# GraphSAGE custom transformer

> GraphSAGE custom transformer - Convert a tabular dataset into a graph representation, train a
> GraphSAGE-based neural network, and package the solution as a DataRobot custom transformer.

This Markdown file sits beside the HTML page at the same path (with a `.md` suffix). It summarizes the topic and lists links for tools and LLM context.

Companion generated at `2026-05-06T18:17:09.574766+00:00` (UTC).

## Primary page

- [GraphSAGE custom transformer](https://docs.datarobot.com/en/docs/api/dev-learning/accelerators/custom-model-dev/custom-transform.html): Full documentation for this topic (HTML).

## Related documentation

- [Developer documentation](https://docs.datarobot.com/en/docs/api/index.html): Linked from this page.
- [Developer learning](https://docs.datarobot.com/en/docs/api/dev-learning/index.html): Linked from this page.
- [AI accelerators](https://docs.datarobot.com/en/docs/api/dev-learning/accelerators/index.html): Linked from this page.
- [Custom model development](https://docs.datarobot.com/en/docs/api/dev-learning/accelerators/custom-model-dev/index.html): Linked from this page.

## Documentation content

[Access this AI accelerator on GitHub](https://github.com/datarobot-community/ai-accelerators/blob/main/advanced_ml_and_api_approaches/GDL%20Featurizer/GDL%20Featurizer.ipynb)

Tabular data is one of the most common ways data is represented in machine learning. However, it is not the only structure that can be used. Many real-world problems involve relationships between entities that can be better captured using graph structures. Graph data represents entities as nodes and relationships as edges, making it a powerful tool for capturing relational dependencies. Common use cases for graph-based learning include social networks, recommendation systems, fraud detection, and molecular property prediction. In these applications, using [geometric deep learning](https://graphics.stanford.edu/courses/cs233-18-spring/ReferencedPapers/GCNN_Geometric%20deep%20learning-%20going%20beyond%20Euclidean%20data.pdf) (i.e., the application of deep learning approaches on non-Euclidean data like graphs) techniques have grown in popularity in recent years. Deep learning is particularly well-suited for studying this type of information due to their ability to learn representations automatically, especially when it comes to unstructured data.

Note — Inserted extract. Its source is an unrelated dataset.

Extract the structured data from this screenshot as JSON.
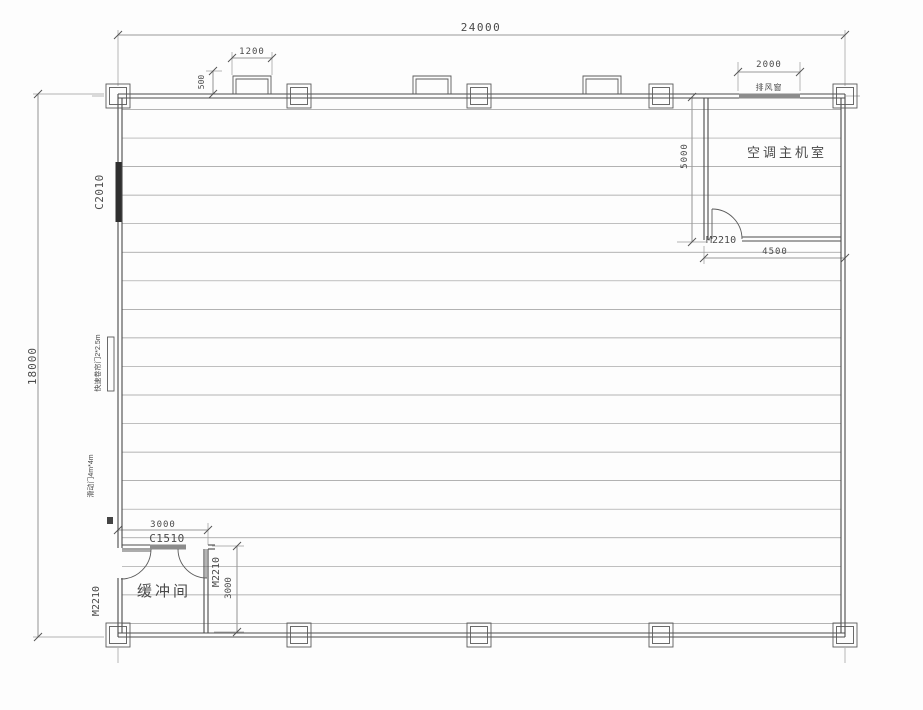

Despite its advantages, graph-based learning techniques are often overlooked for traditional tabular data. This is potentially due to the underlying question: how do you represent tabular data into a graph? Thankfully, methods like [k-Nearest Neighbors (kNN)](https://en.wikipedia.org/wiki/Nearest_neighbor_graph) graphs exist that can do much of the heavy lifting for you.

In this accelerator, explore how geometric deep learning can be leveraged to extract graph-based features to enrich datasets for supervised tasks. You can achieve this by:

- Converting a tabular dataset into a graph representation using kNN graphs
- Training a GraphSAGE -based neural network to generate unsupervised node embeddings
- Packaging the solution as a DataRobot Custom Transformer
- Evaluating its impact on downstream machine learning tasks in DataRobot.